Local military veterans were hosted at the Vikings Museum in recognition of Veterans Day. The men and women were thanked for their service by Vikings Legends Mike Harris and Gene Washington.
EAGAN, Minn. – Bob Miller's first time outside of the Minneapolis Veterans Affairs Hospital in three months brought him to the Vikings Museum.
Miller, who is recovering from a stroke, visited the museum with his wife, Darlene, and daughter, Kristina Vollmer.
"It's been very special to spend time with my dad and mom together, because we've all been visiting separately," Vollmer said. "Being together as a family and doing an outing is really nice."
Miller served three years as a PFC in the U.S. Army. He was joined on Monday by approximately 20 other U.S. Military veterans, who were hosted at the Vikings Museum in recognition of Veterans Day. The men and women were thanked for their service by Vikings Legends Mike Harris (2014-16) and Gene Washington (1967-72), whom many of the guests grew up watching.
Miller recalled attending Vikings games at Metropolitan Stadium.
"My dad used to take me there, and we had to wear snowmobile suits," said Miller, cracking a smile on an especially cold November day in Minnesota.
Washington and Harris enjoyed connecting with the veterans and were happy to sign autographs, pose for photos or simply listen to their stories.
"I really appreciate the fact that they have an opportunity to visit this museum, and most of them remember the old-timers like me," Washington said. "It's nice talking to some of these veterans about the early years.
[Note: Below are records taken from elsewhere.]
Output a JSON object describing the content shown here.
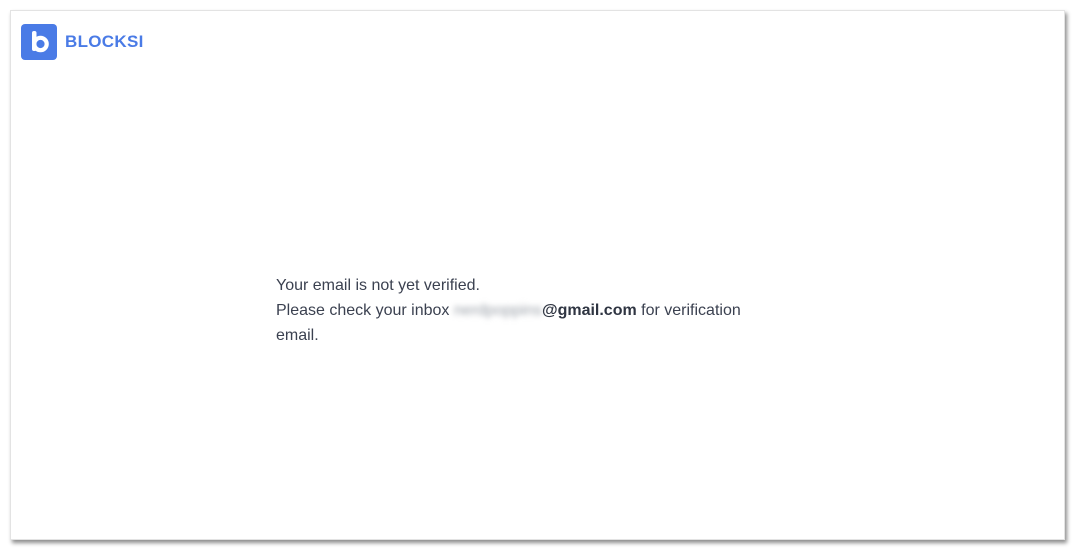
{
  "brand": {
    "name": "BLOCKSI",
    "logo_letter": "b",
    "color": "#4a7be6"
  },
  "message": {
    "line1": "Your email is not yet verified.",
    "line2_prefix": "Please check your inbox",
    "email_local_blurred": "nerdpoppins",
    "email_domain": "@gmail.com",
    "line2_suffix": "for verification",
    "line3": "email."
  },
  "colors": {
    "text": "#3b4150",
    "accent": "#4a7be6"
  }
}
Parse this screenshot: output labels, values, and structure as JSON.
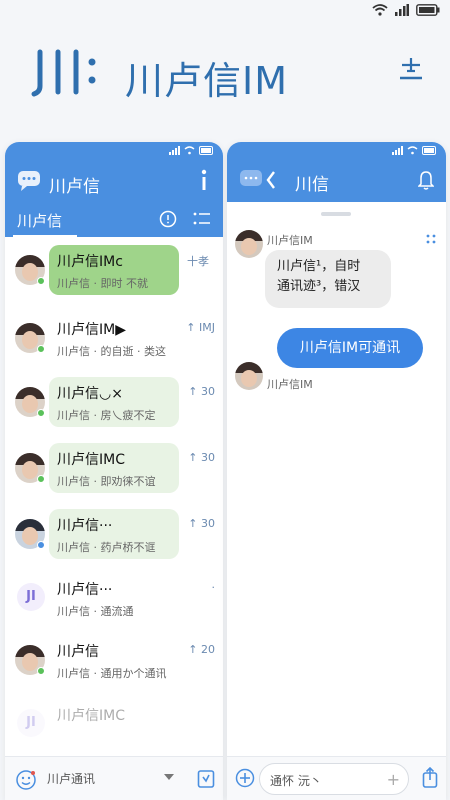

I'm just so happy to have the chance to say a few words to them. I played in the '60s, and some of them remember that, at the Old Met, so it's kind of fun."
Vollmer said it spoke volumes for the Vikings Legends and even staff members to take the time to say "thank you" to her father and the other veterans.
"I think it means a lot. The recognition that they get and the respect, just to know that they aren't forgotten," Vollmer said. "Time goes by, and you don't really think about the freedoms that we have because of the men and women who fought for us. Knowing that it is recognized is really nice."
Eric "Scott" Poehler also was among the group of veterans.
He spent several minutes taking in the Bud Grant exhibit and said he learned a few new tidbits about the Hall of Fame Coach, including his two seasons in the NBA with the Minneapolis Lakers.
Born and raised in Minnesota, Poehler was 10 years old when the Vikings franchise was founded in 1961 and remembers watching Fran Tarkenton scramble away from defenders behind the line of scrimmage.
After his high school graduation some years later, he spent the summer in California before returning to the Twin Cities in the fall and registered for the draft after turning 18 in October.
Three weeks later, Poehler was called up.
He recalled arriving with approximately 300 men at the Federal Building in downtown Minneapolis and being asked to line up along a hallway.
"They told us to count off by 4s – one, two, three, four; one, two, three, four – all the way down the line," Poehler said. "Then they said, 'You 4s, step across the hall. You are now Marines.' I looked across at my buddy and said, 'I know guys who were Marines, and they got shot.' So, I went and enlisted in the Air Force."
Poehler served in the Air Force in Vietnam for three years and eight months and received an "early out" when he returned to the States.
"Vietnam, all I can say about that is, it was nothing like the brochure," he said.
Poehler suffered a spinal cord injury during a motor vehicle accident nearly 15 years ago and currently serves on the Board of Directors of the Paralyzed Veterans of America's Minnesota chapter.
He appreciated the opportunity to represent the organization at the Vikings Museum.
"It's always nice to see [and connect with] other veterans who have paid their dues," Poehler said.
Ron Devoll, Director of Voluntary Community Resources Services at the Minneapolis VA, echoed Poehler's thoughts in emphasizing the camaraderie among veterans.
"They experience that while they're in service, being close to those who are to their left and right, so this is really important," Devoll said. "I think that this is a really significant day for them and a great opportunity to be together out here at the Vikings Museum.
"I think this is a great way for the Minnesota Vikings and the Minneapolis VA Healthcare System to partner," Devoll added. "I would say that how the veterans are interacting with each other and how their overall experience speaks for itself; it's just really incredible."
The group that visited on Monday was a mix of inpatients and outpatients, and all are part of the poly-trauma program, meaning they could be amputees, be dealing with post-traumatic stress disorder or have spinal cord or brain injuries.
The unique Veterans Day outing provided the individuals with not only an exclusive look at the Vikings Museum but also a social setting outside of the hospital in a comfortable environment closed to the public.
Kristin Powell works as an outpatient recreational therapist in the brain injury unit and explained the benefit.
"That's why I want to invest in them, so that they can overcome and find a way to make each day better," Powell said. "A lot of times, it's taking what they've learned out into the community since they now have that skill set. And they're thriving. … Each person has a little bit different goal that they're focused on today, and that's what makes this really individualized within a community setting.
"I think there's a lot of value to them being here together and being able to celebrate each other," Powell added. "You look around at these smiles – for some people, it's the highlight of their week."